We think the evidence does not justify the conclusion that the defendant was derelict in its legal duty to take adequate precaution to reasonably protect the public. The boy, unfortunately, was where he had no right to be and the fence warned him of that fact. Nor in our view, does this case come within the attractive nuisance doctrine, as the reservoir was not inherently dangerous. It was not an object or instrumentality, by which, if left unguarded, a boy, with his natural curiosity to investigate, may, by playing with it, setting it in motion, or running against it, sustain an accident. Of course, a boy could and did fall into it, but such an accident may occur in any pond or stream. As was said in Gillespie v. McGowan, 100 Pa. 144, 150: "There are streams and pools of water where children may be drowned; there are inequalities of surface where they may be injured. To compel the owners of such property either to enclose it or fill up their ponds and level the surface so that trespassers may not be injured would be an oppressive rule. . . . . . We all know that boys of eight years of age indulge in athletic sports. They fish, shoot, swim, and climb trees. All of these amusements are attended with danger, and accidents frequently occur. It is part of a boy's nature to trespass, especially where there is tempting fruit, yet I never heard that it was the duty of the owner of a fruit tree to cut it down because a boy trespasser may possibly fall from its branches."
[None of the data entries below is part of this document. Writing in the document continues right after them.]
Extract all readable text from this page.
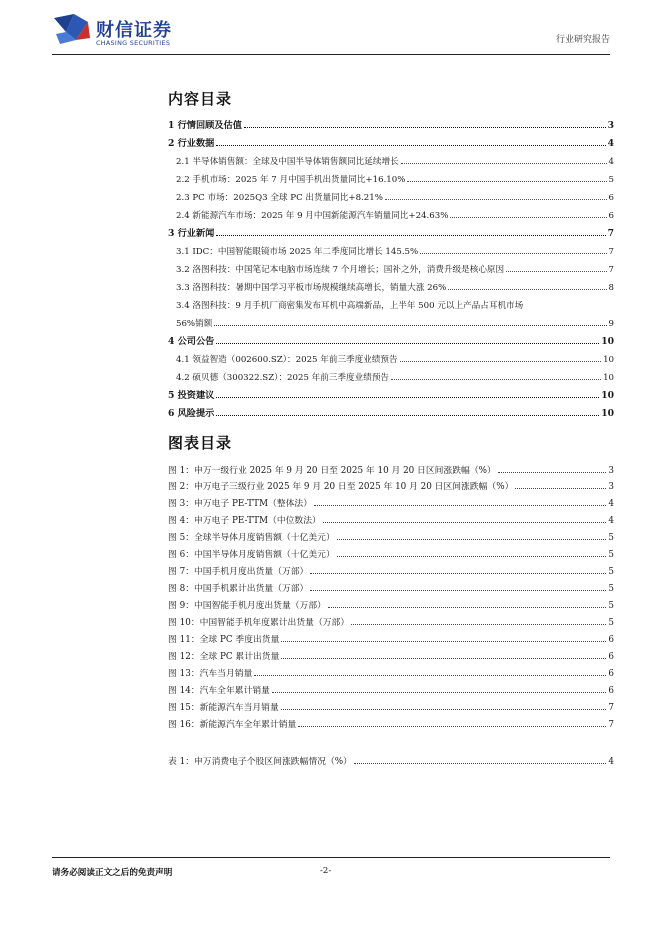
财信证券
CHASING SECURITIES	行业研究报告
内容目录
1 行情回顾及估值	3
2 行业数据	4
2.1 半导体销售额：全球及中国半导体销售额同比延续增长	4
2.2 手机市场：2025 年 7 月中国手机出货量同比+16.10%	5
2.3 PC 市场：2025Q3 全球 PC 出货量同比+8.21%	6
2.4 新能源汽车市场：2025 年 9 月中国新能源汽车销量同比+24.63%	6
3 行业新闻	7
3.1 IDC：中国智能眼镜市场 2025 年二季度同比增长 145.5%	7
3.2 洛图科技：中国笔记本电脑市场连续 7 个月增长；国补之外，消费升级是核心原因	7
3.3 洛图科技：暑期中国学习平板市场规模继续高增长，销量大涨 26%	8
3.4 洛图科技：9 月手机厂商密集发布耳机中高端新品，上半年 500 元以上产品占耳机市场
56%销额	9
4 公司公告	10
4.1 领益智造（002600.SZ）：2025 年前三季度业绩预告	10
4.2 硕贝德（300322.SZ）：2025 年前三季度业绩预告	10
5 投资建议	10
6 风险提示	10
图表目录
图 1：申万一级行业 2025 年 9 月 20 日至 2025 年 10 月 20 日区间涨跌幅（%）	3
图 2：申万电子三级行业 2025 年 9 月 20 日至 2025 年 10 月 20 日区间涨跌幅（%）	3
图 3：申万电子 PE-TTM（整体法）	4
图 4：申万电子 PE-TTM（中位数法）	4
图 5：全球半导体月度销售额（十亿美元）	5
图 6：中国半导体月度销售额（十亿美元）	5
图 7：中国手机月度出货量（万部）	5
图 8：中国手机累计出货量（万部）	5
图 9：中国智能手机月度出货量（万部）	5
图 10：中国智能手机年度累计出货量（万部）	5
图 11：全球 PC 季度出货量	6
图 12：全球 PC 累计出货量	6
图 13：汽车当月销量	6
图 14：汽车全年累计销量	6
图 15：新能源汽车当月销量	7
图 16：新能源汽车全年累计销量	7
表 1：申万消费电子个股区间涨跌幅情况（%）	4
请务必阅读正文之后的免责声明	-2-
A case which closely approaches, in its facts, the one at bar, and rules it in principle, is that of Ansell v. Phila., 276 Pa. 370, 120 A. 277. There, a boy, 14 years of age, was drowned by falling into a pond of water, formed by the filling, from springs and other
Page 405
sources, of an abandoned quarry, on land taken for park purposes. A used roadway ran the length of the body of water, which was enclosed by a two-rail fence. The boy crossed the barrier, and, while playing with his dog, fell into the pond. The court below entered a nonsuit, and the Supreme Court, per curiam, said: "We are not convinced of error; a pond, artificial or otherwise, does not differ from lakes and streams found everywhere, all of which are attractive to children and present common dangers. The owner of premises containing something attractive to children is not always liable in damages because of injuries to one yielding to the attraction; it depends upon the character of the thing in question, and a pond of water, guarded from the roadway like the one under consideration, cannot properly be placed in the same category with dangerous machines, electrical appliances and similar things."
After giving this case careful consideration, we are of the opinion that the evidence was insufficient, under the facts presented, to justify the finding that defendant was guilty of any negligence.
Judgment is reversed, and now entered for defendant.